Thank you very much, Mr. Chair, and thank you to the witnesses for being here today.
I want to start with a couple of different things.
I'm glad you mentioned the two billion trees. It's never really been discussed that it's in addition to what is already done. Many people don't understand that it takes about two and a half years for the provinces to put in two billion trees, and they're at about 800 million per year at this particular point in time. Yes, it's a target, but I also think we should realize that these partners are already stretched. Nevertheless, they have the capability, and if we can get the seeds to them, they will be able to move forward with it. I'm glad you mentioned that, because I think that's important for folks to understand.
My other thought is that one of the aspects of the massive forest area losses right now are that we have two choices. Either we can emphasize planting there or we can let nature do its own thing. Now that we have the forest floor burnt off and all of this extra fuel gone, we can make sure it will do what it's supposed to do, which is what has happened for tens of thousands of years. Hopefully, we can sort that part out.
Another thing I would like to talk about is that you said that since 1992, we haven't done very much on this. Twenty-three of those years have been under a Liberal government, but we see that there are issues.
One thing you also talked about has to do with carbon pricing.

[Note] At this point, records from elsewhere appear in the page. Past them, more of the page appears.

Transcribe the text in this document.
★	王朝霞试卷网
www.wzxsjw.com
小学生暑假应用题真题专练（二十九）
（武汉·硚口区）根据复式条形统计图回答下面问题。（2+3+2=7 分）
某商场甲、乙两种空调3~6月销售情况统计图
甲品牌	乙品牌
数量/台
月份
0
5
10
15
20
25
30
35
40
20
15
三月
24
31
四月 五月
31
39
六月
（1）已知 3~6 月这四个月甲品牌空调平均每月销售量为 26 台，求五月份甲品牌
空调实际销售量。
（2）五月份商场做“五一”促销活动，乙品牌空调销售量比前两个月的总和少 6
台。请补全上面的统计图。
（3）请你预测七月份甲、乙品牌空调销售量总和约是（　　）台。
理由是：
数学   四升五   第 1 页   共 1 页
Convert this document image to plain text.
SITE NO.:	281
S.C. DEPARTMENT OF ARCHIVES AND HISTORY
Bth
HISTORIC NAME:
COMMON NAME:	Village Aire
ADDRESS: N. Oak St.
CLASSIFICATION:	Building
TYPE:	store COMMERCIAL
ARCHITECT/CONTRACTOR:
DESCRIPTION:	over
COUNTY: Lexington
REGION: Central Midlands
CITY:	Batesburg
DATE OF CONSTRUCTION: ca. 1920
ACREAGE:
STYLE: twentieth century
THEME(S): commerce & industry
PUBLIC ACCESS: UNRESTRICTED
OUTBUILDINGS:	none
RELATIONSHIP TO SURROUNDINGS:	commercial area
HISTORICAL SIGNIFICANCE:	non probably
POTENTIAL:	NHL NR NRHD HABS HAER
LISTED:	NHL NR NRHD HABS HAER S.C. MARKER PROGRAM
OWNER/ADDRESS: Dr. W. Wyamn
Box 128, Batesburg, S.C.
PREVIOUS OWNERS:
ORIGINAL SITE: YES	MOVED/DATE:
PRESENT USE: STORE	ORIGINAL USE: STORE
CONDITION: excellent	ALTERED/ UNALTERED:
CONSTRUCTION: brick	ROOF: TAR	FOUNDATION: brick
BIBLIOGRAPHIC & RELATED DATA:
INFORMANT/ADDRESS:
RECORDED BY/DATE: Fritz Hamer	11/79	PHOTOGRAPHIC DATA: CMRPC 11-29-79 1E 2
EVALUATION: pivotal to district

In a 2022 report, when you compare a bunch of countries on U.S. dollars per tonne for carbon, for all of the western hemisphere and counting China, the costs for Canada are five to 11 times that of these individual countries. If we take a look at Argentina, it's $5 per tonne, compared to our $40 at that time. Mexico is $3.7. Colombia and Chile are $5 in each case. China is between $8 and $9—I have a little trouble figuring out what that is.
We have this massive tax for us here in Canada. How do our results compare to these other countries that I mentioned when we're looking at five to 11 times more that we pay, and that's when we look at $40 U.S. per tonne as the number?